Prolog.co.id, Tanjung Redeb – Apresiasi Bupati Berau, Sri Juniarsih kepada institusi Polri di Bumi Batiwakkal tak henti diucap pada saat peringatan HUT ke-78 Bhayangkara, di lapangan GOR Pemuda, Tanjung Redeb, Senin 1 Juli 2024.
Selain melakukan upacara peringatan, pada kesempatan yang sama petugas Korps Bhayangkara juga melangsungkan kegiatan pemusnahan barang bukti, berupa 6 kilogram sabu dan ribuan botol minuman keras (Miras).
Pada momen tersebut, Bupati Sri tak lupa menegaskan harapannya agar para pelaku peredaran narkoba, maupun penjual miras bisa dihukum berat karena sepak terjang pelanggar hukum itu adalah ancaman nyata bagi generasi penerus Berau.

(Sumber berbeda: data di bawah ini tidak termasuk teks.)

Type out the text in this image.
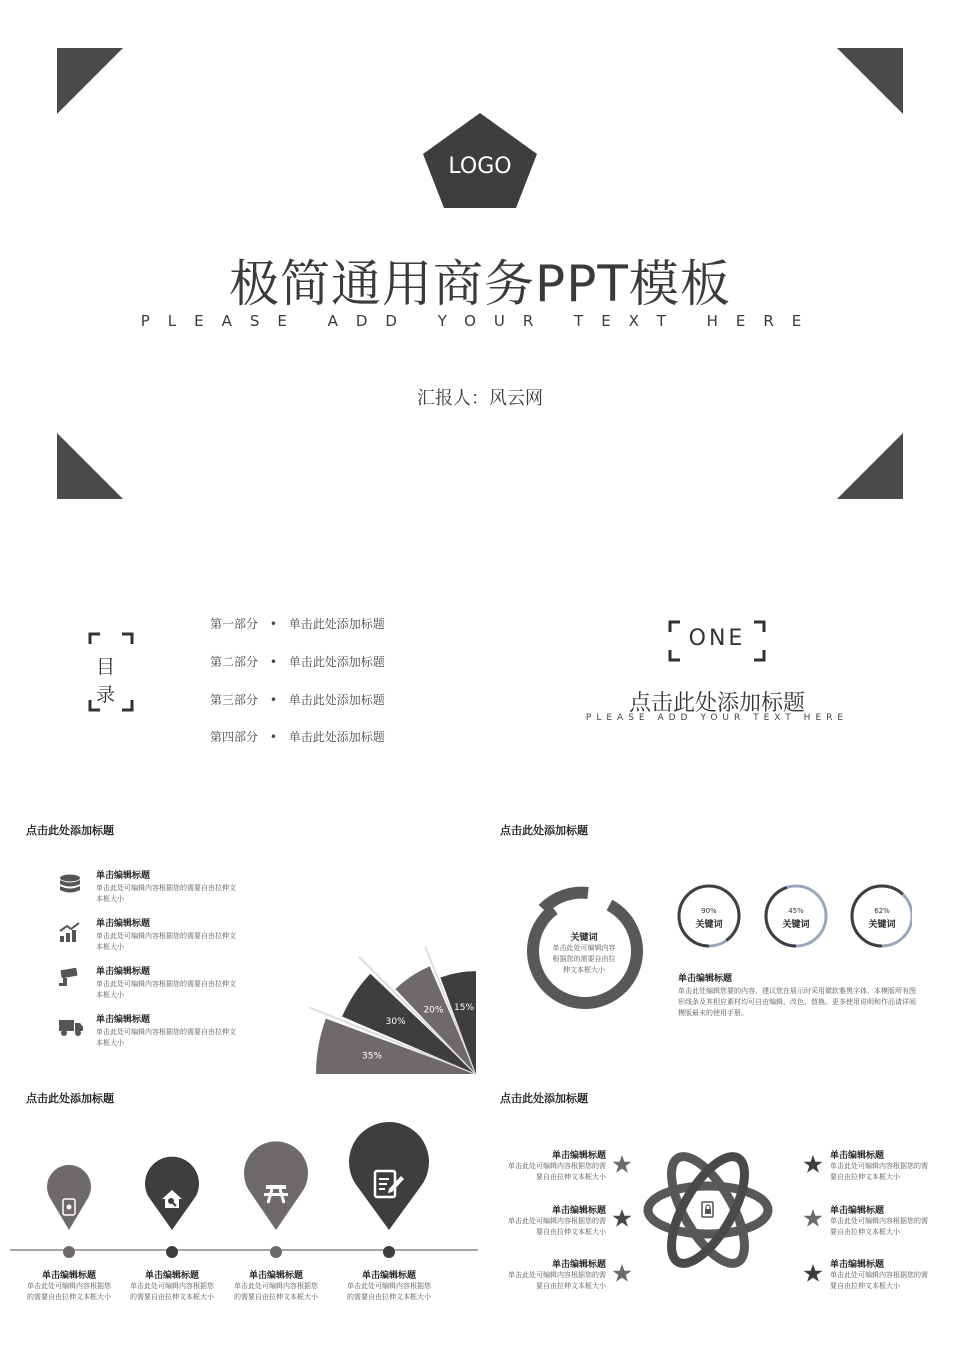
LOGO
极简通用商务PPT模板
PLEASE ADD YOUR TEXT HERE
汇报人：风云网
目
录
第一部分 • 单击此处添加标题
第二部分 • 单击此处添加标题
第三部分 • 单击此处添加标题
第四部分 • 单击此处添加标题
ONE
点击此处添加标题
PLEASE ADD YOUR TEXT HERE
点击此处添加标题
单击编辑标题
单击此处可编辑内容根据您的需要自由拉伸文本框大小
单击编辑标题
单击此处可编辑内容根据您的需要自由拉伸文本框大小
单击编辑标题
单击此处可编辑内容根据您的需要自由拉伸文本框大小
单击编辑标题
单击此处可编辑内容根据您的需要自由拉伸文本框大小
35%
30%
20% 15%
点击此处添加标题
关键词
单击此处可编辑内容
根据您的需要自由拉
伸文本框大小
90%
关键词
45%
关键词
62%
关键词
单击编辑标题
单击此处编辑您要的内容，建议您在展示时采用微软雅黑字体，本模版所有图形线条及其相应素材均可自由编辑、改色、替换。更多使用说明和作品请详阅模版最末的使用手册。
点击此处添加标题
单击编辑标题
单击此处可编辑内容根据您的需要自由拉伸文本框大小
单击编辑标题
单击此处可编辑内容根据您的需要自由拉伸文本框大小
单击编辑标题
单击此处可编辑内容根据您的需要自由拉伸文本框大小
单击编辑标题
单击此处可编辑内容根据您的需要自由拉伸文本框大小
点击此处添加标题
单击编辑标题
单击此处可编辑内容根据您的需
要自由拉伸文本框大小
单击编辑标题
单击此处可编辑内容根据您的需
要自由拉伸文本框大小
单击编辑标题
单击此处可编辑内容根据您的需
要自由拉伸文本框大小
单击编辑标题
单击此处可编辑内容根据您的需
要自由拉伸文本框大小
单击编辑标题
单击此处可编辑内容根据您的需
要自由拉伸文本框大小
单击编辑标题
单击此处可编辑内容根据您的需
要自由拉伸文本框大小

“Terlebih narkoba ini adalah musuh kita bersama. Saya mengapresiasi pemusnahan narkoba oleh aparat kepolisian. Dan, saya sangat setuju aparat kepolisian memberikan sanksi tegas kepada para pengedar maupun pemakai,” tegasnya.

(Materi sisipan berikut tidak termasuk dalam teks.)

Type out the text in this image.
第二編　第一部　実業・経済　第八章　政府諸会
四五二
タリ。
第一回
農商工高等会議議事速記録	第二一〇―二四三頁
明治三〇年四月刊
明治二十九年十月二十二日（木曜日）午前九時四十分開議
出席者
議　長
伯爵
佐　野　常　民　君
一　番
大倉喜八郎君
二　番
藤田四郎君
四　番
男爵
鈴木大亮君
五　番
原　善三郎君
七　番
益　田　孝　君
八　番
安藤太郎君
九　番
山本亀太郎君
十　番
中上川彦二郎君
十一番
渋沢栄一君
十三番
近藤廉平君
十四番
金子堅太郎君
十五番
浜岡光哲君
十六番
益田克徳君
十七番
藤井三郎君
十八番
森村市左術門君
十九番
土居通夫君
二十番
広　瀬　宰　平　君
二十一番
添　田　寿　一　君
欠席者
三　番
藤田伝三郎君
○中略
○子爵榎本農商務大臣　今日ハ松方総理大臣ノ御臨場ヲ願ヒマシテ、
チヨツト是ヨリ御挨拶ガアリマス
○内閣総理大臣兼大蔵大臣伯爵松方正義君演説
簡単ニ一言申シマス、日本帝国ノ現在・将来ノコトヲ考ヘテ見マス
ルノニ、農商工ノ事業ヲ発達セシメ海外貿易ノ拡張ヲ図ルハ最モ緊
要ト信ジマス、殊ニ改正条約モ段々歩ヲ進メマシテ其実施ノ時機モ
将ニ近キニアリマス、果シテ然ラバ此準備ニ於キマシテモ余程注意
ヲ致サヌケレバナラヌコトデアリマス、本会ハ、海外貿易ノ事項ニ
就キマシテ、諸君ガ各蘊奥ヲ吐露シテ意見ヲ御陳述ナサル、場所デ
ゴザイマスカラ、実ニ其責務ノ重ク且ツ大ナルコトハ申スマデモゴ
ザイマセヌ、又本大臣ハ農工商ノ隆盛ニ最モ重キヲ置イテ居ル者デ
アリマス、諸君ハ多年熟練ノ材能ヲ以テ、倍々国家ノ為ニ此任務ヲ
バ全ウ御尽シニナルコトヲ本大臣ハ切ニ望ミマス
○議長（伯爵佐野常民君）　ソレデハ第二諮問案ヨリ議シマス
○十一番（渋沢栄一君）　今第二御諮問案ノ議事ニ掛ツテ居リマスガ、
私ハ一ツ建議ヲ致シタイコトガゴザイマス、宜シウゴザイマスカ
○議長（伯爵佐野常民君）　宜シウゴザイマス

Untuk itu, Bupati Sri Juniarsih mengajak seluruh elemen masyarakat, baik pemerintah, aparat keamanan, tokoh masyarakat, hingga generasi muda untuk bersatu padu melawan peredaran dan penyalahgunaan narkoba.

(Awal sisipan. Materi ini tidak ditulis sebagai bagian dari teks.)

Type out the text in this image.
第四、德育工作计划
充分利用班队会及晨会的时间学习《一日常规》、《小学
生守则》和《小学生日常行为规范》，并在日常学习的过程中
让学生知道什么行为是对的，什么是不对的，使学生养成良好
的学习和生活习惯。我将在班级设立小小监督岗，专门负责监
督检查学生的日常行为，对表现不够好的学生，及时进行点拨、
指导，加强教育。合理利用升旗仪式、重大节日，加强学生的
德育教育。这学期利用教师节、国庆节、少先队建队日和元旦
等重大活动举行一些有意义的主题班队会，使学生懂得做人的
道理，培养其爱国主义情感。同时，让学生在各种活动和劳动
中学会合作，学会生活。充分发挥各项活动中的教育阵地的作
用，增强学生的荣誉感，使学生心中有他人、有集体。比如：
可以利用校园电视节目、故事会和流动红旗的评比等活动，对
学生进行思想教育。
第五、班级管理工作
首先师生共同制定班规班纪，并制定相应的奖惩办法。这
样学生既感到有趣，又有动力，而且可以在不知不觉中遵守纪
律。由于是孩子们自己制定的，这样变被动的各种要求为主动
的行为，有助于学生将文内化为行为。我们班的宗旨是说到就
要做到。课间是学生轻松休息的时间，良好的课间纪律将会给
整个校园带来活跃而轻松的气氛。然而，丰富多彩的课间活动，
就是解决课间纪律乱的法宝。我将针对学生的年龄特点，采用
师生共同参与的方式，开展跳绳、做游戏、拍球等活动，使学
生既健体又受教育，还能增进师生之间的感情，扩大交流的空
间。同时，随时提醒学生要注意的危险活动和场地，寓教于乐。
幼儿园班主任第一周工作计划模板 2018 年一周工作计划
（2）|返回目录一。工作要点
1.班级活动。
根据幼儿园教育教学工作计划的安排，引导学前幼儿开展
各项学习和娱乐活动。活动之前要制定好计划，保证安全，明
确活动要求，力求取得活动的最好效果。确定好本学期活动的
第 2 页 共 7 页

“Narkoba tidak hanya merusak fisik dan mental individu, tetapi juga mengancam masa depan bangsa. Kita harus bersama-sama memerangi ancaman ini demi generasi yang lebih baik,” ujarnya.
Sri Juniarsih juga menekankan pentingnya peran keluarga dalam memberikan pendidikan dan pengawasan terhadap anak-anak. Menurutnya, keluarga adalah benteng pertama dalam mencegah anak-anak terjerumus ke dalam jerat narkoba.
“Kita harus memperkuat ikatan keluarga dan memberikan pendidikan yang baik agar anak-anak kita terhindar dari bahaya narkoba,” jelasnya.
Sementara itu, Kapolres Berau, AKBP Steyven Jonly Manopo, bersama Forkopimda Berau mengatakan, barang bukti 6 kilogram yang dimusnahkan merupakan hasil pengungkapan di Pulau Kakaban. Dengan 3 orang tersangka, yakni SA, JU dan FA.
Barang bukti dimusnahkan dengan cara direbus, dicampur dengan vixal, molto dan kemudian dilarutkan dengan garam dapur.
“Kami berkomitmen, tidak ada toleransi bagi pelaku peredaran narkoba di Berau,” pungkasnya.